É claro que a classe não se torna perfeita da noite para o dia e como eu não li nada além do primeiro e segundo volume, eu não sei se ela chega a se tornar realmente perfeita, mas até onde eu tive acesso e li (volume um e metade do volume 2), temos casos de Bullying, tentativa de suicidio de um dos alunos, discriminação social entre as outras turmas com os alunos da Classe E... Reagindo a essas situações, Koro-sensei mostra o lado de um professor comum - Ele se irrita, fica chateado e utiliza métodos para manter a classe em ordem. Além de se envolver nos problemas dos alunos e tentar ajudá-los. Uma situação comum na vida de de qualquer professor. Vai por mim, experiência própria.
Ao reler o primeiro volume de Assassination Classroom eu me deparei com a realidade que muitos professores, eu incluso, passamos. Foi uma experiência completamente diferente de quando eu comprei o mangá em 2015. Pq por mais que nós não soframos tentativas literais de assassinato, diversos dos meus colegas já quase levaram cadeiradas, pedradas, ou foram atingidos por objetos escolares enquanto tentavam apenas dar aulas. Vemos relatos quase semanais de professores que foram agredidos por alunos e eu garanto que você se recorde de algum professor na sua vida que sofreu alguma agressão física ou emocional em sala de aula. E isso muitas vezes é só o reflexo da nossa sociedade que nunca valorizou a importância da Educação.
Durante essa pandemia, eu ouvi diversos pronunciamentos de pessoas ao meu redor até o presidente, dizendo que os professores são preguiçosos e não gostam de trabalhar. Isso me revolta de tal maneira pois ninguém sabe como é pegar uma, duas ou às vezes várias Classes E toda semana. Sabendo que podemos ser agredidos e mesmo assim se importar com cada um dos nossos alunos buscando estratégias para poder ensinar esses meninos que em muitas das vezes foram esquecidos pela sociedade que deveria ampará-los. Cheguei a conclusão de que para ser um professor perfeito, só tendo poderes alienígenas como o Koro-sensei.

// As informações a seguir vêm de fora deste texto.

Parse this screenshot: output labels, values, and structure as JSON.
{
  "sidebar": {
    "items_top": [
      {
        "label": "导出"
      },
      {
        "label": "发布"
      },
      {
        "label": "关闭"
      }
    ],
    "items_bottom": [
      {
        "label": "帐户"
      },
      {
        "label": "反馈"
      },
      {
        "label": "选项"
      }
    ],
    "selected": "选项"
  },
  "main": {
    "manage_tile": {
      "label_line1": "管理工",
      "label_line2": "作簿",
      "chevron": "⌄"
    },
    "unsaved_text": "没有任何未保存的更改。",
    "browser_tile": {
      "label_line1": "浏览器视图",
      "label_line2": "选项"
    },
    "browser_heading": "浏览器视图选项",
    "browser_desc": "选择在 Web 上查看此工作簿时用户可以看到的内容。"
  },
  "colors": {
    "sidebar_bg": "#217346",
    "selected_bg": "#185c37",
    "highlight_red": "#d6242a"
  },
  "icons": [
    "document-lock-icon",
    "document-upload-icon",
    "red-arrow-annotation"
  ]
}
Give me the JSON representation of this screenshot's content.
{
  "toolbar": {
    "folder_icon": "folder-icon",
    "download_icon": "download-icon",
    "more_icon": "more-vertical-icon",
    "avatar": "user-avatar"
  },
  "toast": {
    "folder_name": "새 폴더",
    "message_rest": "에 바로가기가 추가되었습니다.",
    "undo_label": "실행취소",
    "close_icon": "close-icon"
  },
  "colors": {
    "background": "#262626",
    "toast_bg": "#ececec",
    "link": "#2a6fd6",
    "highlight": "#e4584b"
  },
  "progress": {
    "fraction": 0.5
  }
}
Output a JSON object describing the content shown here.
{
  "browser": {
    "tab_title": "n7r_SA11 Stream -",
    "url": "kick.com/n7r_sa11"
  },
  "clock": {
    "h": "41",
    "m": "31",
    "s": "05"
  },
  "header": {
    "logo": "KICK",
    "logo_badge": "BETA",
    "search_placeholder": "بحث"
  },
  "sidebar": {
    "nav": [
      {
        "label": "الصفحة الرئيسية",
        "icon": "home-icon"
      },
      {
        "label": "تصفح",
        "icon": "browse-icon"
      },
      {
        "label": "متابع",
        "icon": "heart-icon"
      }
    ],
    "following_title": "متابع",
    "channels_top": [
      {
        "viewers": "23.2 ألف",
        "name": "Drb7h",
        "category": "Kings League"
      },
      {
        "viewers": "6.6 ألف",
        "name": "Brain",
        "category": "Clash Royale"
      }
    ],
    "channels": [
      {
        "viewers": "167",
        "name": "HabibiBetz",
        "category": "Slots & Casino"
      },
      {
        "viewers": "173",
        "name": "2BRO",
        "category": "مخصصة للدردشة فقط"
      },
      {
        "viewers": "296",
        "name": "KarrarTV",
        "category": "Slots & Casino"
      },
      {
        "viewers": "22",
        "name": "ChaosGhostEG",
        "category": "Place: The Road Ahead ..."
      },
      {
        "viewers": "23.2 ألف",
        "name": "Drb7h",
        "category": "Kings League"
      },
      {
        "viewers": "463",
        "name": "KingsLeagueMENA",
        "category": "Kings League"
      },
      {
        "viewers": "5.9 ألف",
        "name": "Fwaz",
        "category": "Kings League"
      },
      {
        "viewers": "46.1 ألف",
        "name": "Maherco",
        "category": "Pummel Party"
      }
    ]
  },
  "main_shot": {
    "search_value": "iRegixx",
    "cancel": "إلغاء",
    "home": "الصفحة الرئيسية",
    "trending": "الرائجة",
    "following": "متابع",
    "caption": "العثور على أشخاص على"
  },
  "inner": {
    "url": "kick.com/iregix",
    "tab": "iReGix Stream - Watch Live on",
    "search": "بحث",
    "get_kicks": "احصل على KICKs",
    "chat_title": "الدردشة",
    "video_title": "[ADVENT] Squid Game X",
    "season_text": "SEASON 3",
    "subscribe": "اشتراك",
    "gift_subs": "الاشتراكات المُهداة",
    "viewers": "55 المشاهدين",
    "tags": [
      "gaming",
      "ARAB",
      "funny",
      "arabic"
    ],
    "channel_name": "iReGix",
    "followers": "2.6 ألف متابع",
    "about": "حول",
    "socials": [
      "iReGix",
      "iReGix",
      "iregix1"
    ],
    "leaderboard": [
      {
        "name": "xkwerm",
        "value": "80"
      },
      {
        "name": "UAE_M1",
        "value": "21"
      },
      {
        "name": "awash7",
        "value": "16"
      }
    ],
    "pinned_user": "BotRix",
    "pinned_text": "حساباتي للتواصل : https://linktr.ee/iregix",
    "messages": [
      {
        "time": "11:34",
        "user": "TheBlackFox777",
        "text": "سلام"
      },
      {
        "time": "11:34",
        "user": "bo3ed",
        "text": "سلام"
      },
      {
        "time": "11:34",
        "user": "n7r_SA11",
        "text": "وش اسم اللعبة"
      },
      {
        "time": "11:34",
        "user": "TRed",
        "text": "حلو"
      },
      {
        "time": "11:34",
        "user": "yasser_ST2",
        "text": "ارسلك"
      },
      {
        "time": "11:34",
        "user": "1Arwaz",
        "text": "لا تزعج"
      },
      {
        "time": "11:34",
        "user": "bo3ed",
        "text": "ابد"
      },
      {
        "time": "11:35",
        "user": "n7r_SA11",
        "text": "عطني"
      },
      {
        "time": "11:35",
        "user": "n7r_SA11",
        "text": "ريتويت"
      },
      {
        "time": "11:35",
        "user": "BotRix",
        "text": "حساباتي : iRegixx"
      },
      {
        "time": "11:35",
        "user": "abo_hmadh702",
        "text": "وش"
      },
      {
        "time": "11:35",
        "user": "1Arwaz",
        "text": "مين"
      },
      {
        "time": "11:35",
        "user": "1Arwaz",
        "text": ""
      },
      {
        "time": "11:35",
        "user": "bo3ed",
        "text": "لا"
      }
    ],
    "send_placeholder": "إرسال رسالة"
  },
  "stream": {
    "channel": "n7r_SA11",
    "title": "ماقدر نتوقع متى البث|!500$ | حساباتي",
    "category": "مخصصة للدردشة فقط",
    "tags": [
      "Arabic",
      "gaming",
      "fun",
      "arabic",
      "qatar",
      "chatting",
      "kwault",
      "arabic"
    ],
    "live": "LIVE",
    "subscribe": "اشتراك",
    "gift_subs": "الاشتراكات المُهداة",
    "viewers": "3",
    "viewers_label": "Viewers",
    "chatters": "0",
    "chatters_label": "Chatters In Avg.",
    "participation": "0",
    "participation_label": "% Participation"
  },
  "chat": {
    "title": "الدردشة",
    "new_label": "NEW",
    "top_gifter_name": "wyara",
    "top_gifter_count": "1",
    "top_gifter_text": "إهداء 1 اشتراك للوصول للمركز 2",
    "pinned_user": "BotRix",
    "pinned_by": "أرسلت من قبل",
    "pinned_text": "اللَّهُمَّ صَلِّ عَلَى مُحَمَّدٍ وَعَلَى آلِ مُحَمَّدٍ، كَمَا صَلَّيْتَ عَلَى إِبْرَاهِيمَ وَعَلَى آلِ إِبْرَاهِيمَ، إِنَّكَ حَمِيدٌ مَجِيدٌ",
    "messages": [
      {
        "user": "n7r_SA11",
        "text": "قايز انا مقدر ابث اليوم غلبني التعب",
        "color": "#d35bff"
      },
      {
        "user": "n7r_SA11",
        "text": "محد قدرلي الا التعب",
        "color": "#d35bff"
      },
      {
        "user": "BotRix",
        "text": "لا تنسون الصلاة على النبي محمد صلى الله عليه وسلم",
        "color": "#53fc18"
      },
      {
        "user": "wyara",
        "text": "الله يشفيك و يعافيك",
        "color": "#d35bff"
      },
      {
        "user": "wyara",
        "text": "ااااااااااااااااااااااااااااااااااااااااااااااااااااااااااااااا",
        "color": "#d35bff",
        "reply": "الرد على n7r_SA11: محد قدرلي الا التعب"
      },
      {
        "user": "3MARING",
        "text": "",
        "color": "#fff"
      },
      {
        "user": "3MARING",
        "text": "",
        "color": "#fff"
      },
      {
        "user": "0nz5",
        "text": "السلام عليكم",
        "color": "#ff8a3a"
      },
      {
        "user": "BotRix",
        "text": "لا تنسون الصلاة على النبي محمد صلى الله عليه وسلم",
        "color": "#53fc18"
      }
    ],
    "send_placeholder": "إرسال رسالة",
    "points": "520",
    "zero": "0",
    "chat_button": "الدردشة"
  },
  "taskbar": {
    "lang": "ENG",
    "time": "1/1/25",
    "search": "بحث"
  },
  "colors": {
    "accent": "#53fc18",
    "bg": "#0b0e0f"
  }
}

Mas aí você me pergunta: Não tem esperança na profissão de professor não Mateus? Claro que tem! O próprio Koro-sensei, que é quase assassinado todo capítulo, continua amando e se esforçando para tornar a Classe E a melhor turma da escola, enfrentando assim o sistema de ensino. Eu já fui dar aula em dia de chuva passando pelo barro e caindo de moto. Já pulei árvore caída pra chegar até a escola e dar aula. E isso é fichinha perto dos professores que lidam com áreas com constantes tiroteios. Porque nos submetemos a isso? porque de alguma forma, acreditamos que nós professores fazemos alguma diferença na vida dos alunos. Ver um aluno saindo das drogas e decidindo se esforçar vale a pena. Ver um aluno com extrema dificuldade aprendendo e chorando quando tira uma nota boa pela primeira vez, vale a pena. Ver um aluno seu passando na federal feliz da vida, vale demais a pena! Eu sei que essas coisas não invalidam todo o sofrimento de quem trabalha com a educação. Mas ainda assim, é o que sustenta a nossa esperança de que a educação um dia vai ser valorizada e toda a luta vai valer a pena, afinal, como disse Koro-sensei para um de seus alunos: Para mim não existe a opção de abandoná-lo.